#18 – Silverlight and WPF Differences
July 30, 2010 1 Comment
Silverlight’s original name was WPF/E (WPF/Everywhere), underscoring the fact that Silverlight follows the same programming model as WPF and uses many of the same controls, but is based on a client library that is downloaded from the browser and targeted to run on a wider variety of platforms.

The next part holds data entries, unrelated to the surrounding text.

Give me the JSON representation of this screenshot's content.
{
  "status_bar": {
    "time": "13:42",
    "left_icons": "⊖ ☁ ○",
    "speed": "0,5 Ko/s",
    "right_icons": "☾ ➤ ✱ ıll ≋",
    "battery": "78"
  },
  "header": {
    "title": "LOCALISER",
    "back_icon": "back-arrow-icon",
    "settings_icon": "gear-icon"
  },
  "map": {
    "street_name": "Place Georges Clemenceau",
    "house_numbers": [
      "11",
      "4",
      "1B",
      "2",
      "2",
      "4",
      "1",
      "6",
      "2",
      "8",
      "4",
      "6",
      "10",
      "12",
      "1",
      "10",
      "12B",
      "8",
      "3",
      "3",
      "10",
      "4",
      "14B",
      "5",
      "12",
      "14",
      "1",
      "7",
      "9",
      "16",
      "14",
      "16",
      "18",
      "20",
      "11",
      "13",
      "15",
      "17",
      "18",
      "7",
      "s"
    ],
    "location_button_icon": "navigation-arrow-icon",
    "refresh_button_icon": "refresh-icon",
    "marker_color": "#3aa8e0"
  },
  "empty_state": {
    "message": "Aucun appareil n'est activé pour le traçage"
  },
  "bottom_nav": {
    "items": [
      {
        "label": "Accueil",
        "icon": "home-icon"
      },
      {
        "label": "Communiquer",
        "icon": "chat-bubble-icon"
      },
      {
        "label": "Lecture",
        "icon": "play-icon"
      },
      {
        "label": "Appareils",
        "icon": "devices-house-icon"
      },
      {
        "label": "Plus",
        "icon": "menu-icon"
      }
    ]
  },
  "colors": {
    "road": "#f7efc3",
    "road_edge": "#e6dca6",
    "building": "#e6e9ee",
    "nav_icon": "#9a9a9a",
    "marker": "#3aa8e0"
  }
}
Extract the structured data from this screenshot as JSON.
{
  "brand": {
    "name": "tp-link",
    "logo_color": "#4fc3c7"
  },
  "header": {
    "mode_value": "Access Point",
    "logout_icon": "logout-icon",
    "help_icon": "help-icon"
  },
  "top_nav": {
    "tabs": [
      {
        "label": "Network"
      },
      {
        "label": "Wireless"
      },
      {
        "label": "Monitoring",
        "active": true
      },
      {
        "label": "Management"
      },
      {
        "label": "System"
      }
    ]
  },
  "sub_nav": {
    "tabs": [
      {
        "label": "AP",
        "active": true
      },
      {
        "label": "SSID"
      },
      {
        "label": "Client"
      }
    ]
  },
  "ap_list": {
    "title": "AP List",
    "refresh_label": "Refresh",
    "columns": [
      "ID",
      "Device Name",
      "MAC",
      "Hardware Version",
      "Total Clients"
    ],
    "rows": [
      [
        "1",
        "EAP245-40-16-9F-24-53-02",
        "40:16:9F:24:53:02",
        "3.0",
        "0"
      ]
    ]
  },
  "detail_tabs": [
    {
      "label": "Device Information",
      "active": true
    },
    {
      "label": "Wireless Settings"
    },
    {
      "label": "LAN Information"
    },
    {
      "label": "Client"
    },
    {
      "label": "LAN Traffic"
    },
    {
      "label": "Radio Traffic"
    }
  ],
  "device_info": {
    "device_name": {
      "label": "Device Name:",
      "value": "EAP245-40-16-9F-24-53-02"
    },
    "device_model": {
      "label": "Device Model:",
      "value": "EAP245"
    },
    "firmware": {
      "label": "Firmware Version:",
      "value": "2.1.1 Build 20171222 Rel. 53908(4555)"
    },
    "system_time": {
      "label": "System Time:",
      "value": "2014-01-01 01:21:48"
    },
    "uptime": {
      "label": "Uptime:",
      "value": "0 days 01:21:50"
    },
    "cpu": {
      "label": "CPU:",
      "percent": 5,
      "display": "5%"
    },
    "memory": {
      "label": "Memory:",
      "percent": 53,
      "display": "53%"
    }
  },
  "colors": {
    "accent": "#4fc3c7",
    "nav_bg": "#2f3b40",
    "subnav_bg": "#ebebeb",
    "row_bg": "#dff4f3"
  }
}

Core differences between WPF and Silverlight:
- WPF runs only on Windows platforms
- WPF expects .NET Framework to already be present on client
- Silverlight can use a subset of all WPF controls
- Silverlight uses a subset of the full .NET Framework and the CLR
Features present in WPF but not in Silverlight:
- Flow document support
- Dynamic resources
- Merged dictionaries
- Resetting a style to a new FrameworkElement
- Style inheritance
- Implicit styles with TargetType attribute
- Triggers for Styles, ControlTemplates, DataTemplates.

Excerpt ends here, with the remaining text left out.